To celebrate the Arizona Cardinals winning the NFC West division, and earning a record-breaking 58 touchdowns the Salt River Project is going to plan 5,800 trees in an effort to restor Arizona National Forests destroyed by fire.

In the last three seasons, SRP pledged to fund the planting of 100 Ponderosa Pine trees for every Cardinals’ touchdown scored in the regular season. The funding goes through Trees for Change.

The program is funded by SRP and SRP customers who have pledged an additional $3 or more to their monthly bill – with one tree planted for every dollar that is donated. SRP matches customer dollars up to $160,000. So far, more than 4,000 customers have joined the program.

Since 2009, SRP’s Trees for Change program has supported reforestation projects on Arizona’s National Forests. In six years, the program supported the planting of more than 868,000 native trees in some of the most devastated forests in the country.

As the frequency and occurrence of severe wildfire has risen in the past decades, Arizona’s National Forests have been hit especially hard. The destructive Wallow Fire in 2011 illustrates that these forests are still susceptible to massive wildfires.

Through this innovative partnership with the National Forest Foundation, SRP and its customers are on their way to repairing the damage by planting one million trees.

“The Trees for Change program is a great way for our customers to join SRP in revitalizing the forests and habitats for native wildlife. And thanks to the Cardinals’ winning season, there’s another reason to cheer,” said Lori Singleton, director of Emerging Customer Programs for Solar, Sustainability and Telecom.

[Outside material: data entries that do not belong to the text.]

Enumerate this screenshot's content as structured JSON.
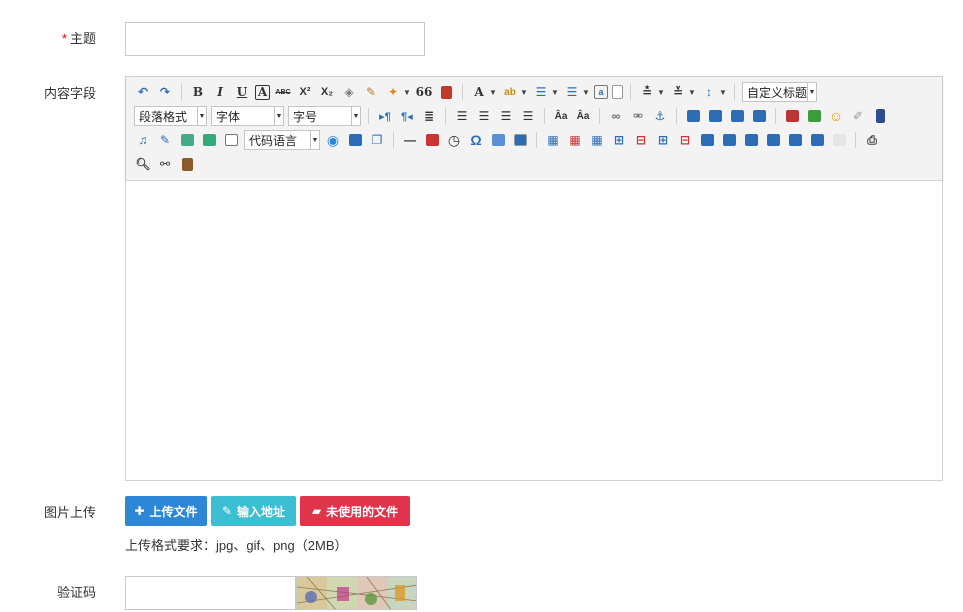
{
  "form": {
    "subject": {
      "required_mark": "*",
      "label": "主题",
      "value": ""
    },
    "content": {
      "label": "内容字段"
    },
    "image_upload": {
      "label": "图片上传",
      "upload_button": "上传文件",
      "url_button": "输入地址",
      "unused_button": "未使用的文件",
      "hint": "上传格式要求：jpg、gif、png（2MB）"
    },
    "captcha": {
      "label": "验证码",
      "value": ""
    }
  },
  "editor": {
    "toolbar": {
      "custom_heading": "自定义标题",
      "paragraph_format": "段落格式",
      "font_family": "字体",
      "font_size": "字号",
      "code_language": "代码语言",
      "bold": "B",
      "italic": "I",
      "underline": "U",
      "font_border": "A",
      "strikethrough": "ABC",
      "superscript": "X²",
      "subscript": "X₂",
      "blockquote": "66",
      "font_color": "A",
      "special_char": "Ω"
    },
    "colors": {
      "accent_blue": "#2d87d6",
      "accent_cyan": "#3cbfd2",
      "accent_red": "#e0344b"
    }
  }
}
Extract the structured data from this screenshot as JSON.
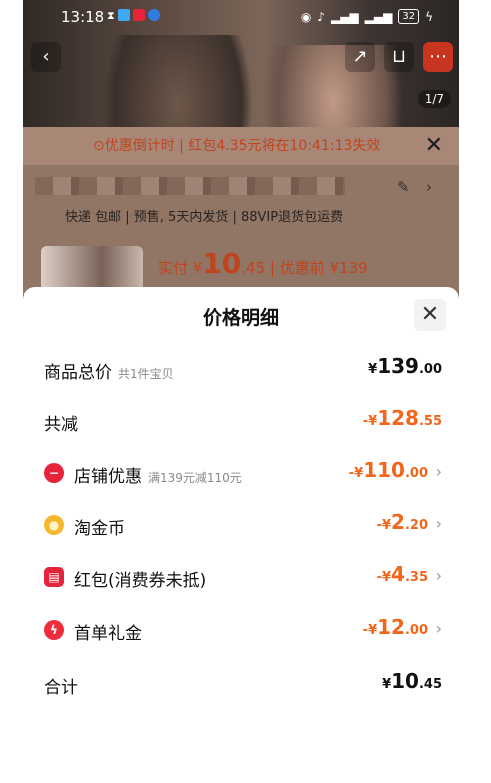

Forest land devastated by fire causes erosion and sedimentation that can end up in streams, rivers and reservoirs that supply the drinking water residents depend upon in the Phoenix metro area.

During their lifetime, the trees also remove carbon dioxide from the air, store carbon in plant tissues and produce oxygen, thereby helping to decrease the impacts of global warming.

Newly planted trees also help reestablish important forest habitat that many Arizona wildlife species depend on.